We present a comparison of the 2D/3D serial performance in terms of cell quality and mesh creation time. We compare SeismicMesh with Gmsh (Geuzaine & Remacle, 2009) and CGAL (Alliezet al., 2020;Rineau, 2020). The cell quality is defined as the product of the topological dimension of the mesh (2 or 3) and the circumcircle radius divided by the incircle radius. This metric is between 0 and 1, where 1 is a perfectly symmetrical simplex.

After this sentence I would start a new paragraph before For the analytical geometries .

For the analytical geometries (e.g. disk and ball) Gmsh is the fastest to generate a mesh and then performance is approximately similar for both SeismicMesh and CGAL with CGAL outperforming SeismicMesh for the disk and vice versa for the ball.

I would suggest you split this sentence into multiple sentences.
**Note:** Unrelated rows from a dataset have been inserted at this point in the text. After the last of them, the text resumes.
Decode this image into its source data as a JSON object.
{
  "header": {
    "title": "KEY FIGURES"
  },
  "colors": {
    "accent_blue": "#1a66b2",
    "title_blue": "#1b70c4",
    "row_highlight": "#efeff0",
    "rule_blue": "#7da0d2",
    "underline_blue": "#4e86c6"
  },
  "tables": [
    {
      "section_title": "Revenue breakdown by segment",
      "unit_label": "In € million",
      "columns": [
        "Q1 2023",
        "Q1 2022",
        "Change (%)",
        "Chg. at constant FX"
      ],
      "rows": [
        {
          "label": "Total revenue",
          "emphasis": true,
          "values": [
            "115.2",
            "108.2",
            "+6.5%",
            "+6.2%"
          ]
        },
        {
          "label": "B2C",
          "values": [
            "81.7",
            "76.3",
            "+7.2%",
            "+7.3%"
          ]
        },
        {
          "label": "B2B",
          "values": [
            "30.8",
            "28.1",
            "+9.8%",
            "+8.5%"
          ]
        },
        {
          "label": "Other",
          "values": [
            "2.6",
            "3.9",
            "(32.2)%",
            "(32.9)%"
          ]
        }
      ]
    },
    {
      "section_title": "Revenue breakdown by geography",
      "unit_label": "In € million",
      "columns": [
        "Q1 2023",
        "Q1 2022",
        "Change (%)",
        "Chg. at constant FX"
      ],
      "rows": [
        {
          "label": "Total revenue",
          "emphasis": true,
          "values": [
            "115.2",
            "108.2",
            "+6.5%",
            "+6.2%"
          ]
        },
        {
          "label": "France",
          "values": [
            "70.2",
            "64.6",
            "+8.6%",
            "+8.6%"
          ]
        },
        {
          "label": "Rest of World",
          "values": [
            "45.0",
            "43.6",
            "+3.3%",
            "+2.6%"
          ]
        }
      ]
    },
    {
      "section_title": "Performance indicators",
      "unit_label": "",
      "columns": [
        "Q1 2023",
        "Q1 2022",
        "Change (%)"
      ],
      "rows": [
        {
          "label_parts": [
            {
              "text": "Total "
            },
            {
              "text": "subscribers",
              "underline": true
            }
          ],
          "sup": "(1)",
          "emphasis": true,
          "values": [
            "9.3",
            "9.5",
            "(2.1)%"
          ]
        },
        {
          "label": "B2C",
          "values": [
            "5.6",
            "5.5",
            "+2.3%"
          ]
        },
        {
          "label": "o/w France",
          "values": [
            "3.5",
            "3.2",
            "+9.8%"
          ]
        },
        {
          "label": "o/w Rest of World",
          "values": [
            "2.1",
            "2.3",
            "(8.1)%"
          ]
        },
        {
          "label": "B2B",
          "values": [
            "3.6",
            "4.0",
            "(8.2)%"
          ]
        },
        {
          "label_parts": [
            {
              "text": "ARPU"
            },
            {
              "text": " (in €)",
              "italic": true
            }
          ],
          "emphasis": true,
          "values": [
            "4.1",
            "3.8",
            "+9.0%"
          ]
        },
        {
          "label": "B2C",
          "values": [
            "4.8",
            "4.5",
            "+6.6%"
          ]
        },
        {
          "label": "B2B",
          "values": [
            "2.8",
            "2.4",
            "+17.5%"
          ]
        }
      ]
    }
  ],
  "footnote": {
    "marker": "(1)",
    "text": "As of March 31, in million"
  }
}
However,SeismicMesh in general produces very higher mean cell qualities which are about 5-10% greaterthan either Gmsh or CGAL

Remove very from very higher

For the two seismic domains (e.g., BP2004 and EAGE), SeismicMesh is faster than Gmsh for the 2D BP2004 benchmark but slightly slower for the 3D EAGE benchmark at scale, while CGAL is not competitive for the 3D benchmark and does not support user-defined mesh sizing functions and therefore is shown.

Split into multiple sentences.

... Gmsh increasing its mesh generation time by a factor of around 3x

Gmsh increasing its mesh generation time by a factor of $\sim 3$.

Figure 1:The mesh creation time (left columns) and resulting cell quality (right columns) for the four benchmark problems studied over a range of problem sizes.

I think you can replace for the four benchmark problems with for the four benchmarks.

each inversion iteration, updates to an objective functional produce modifications to the 0-level set

each inversion iteration, updates to an objective functional and produce modifications to the 0-level set.

From openjournals/joss-reviews#2687 (comment):

2. the communication cost becomes competitive to the parallelization speed-up of the Delaunay triangulation.

What is the main bottleneck in the algorithm? Perhaps axpy or cell manipulations?

The name MeshSizeFunction implies that it's an object that can be evaluated. I don't see an eval() method or something like that. Am I missing something?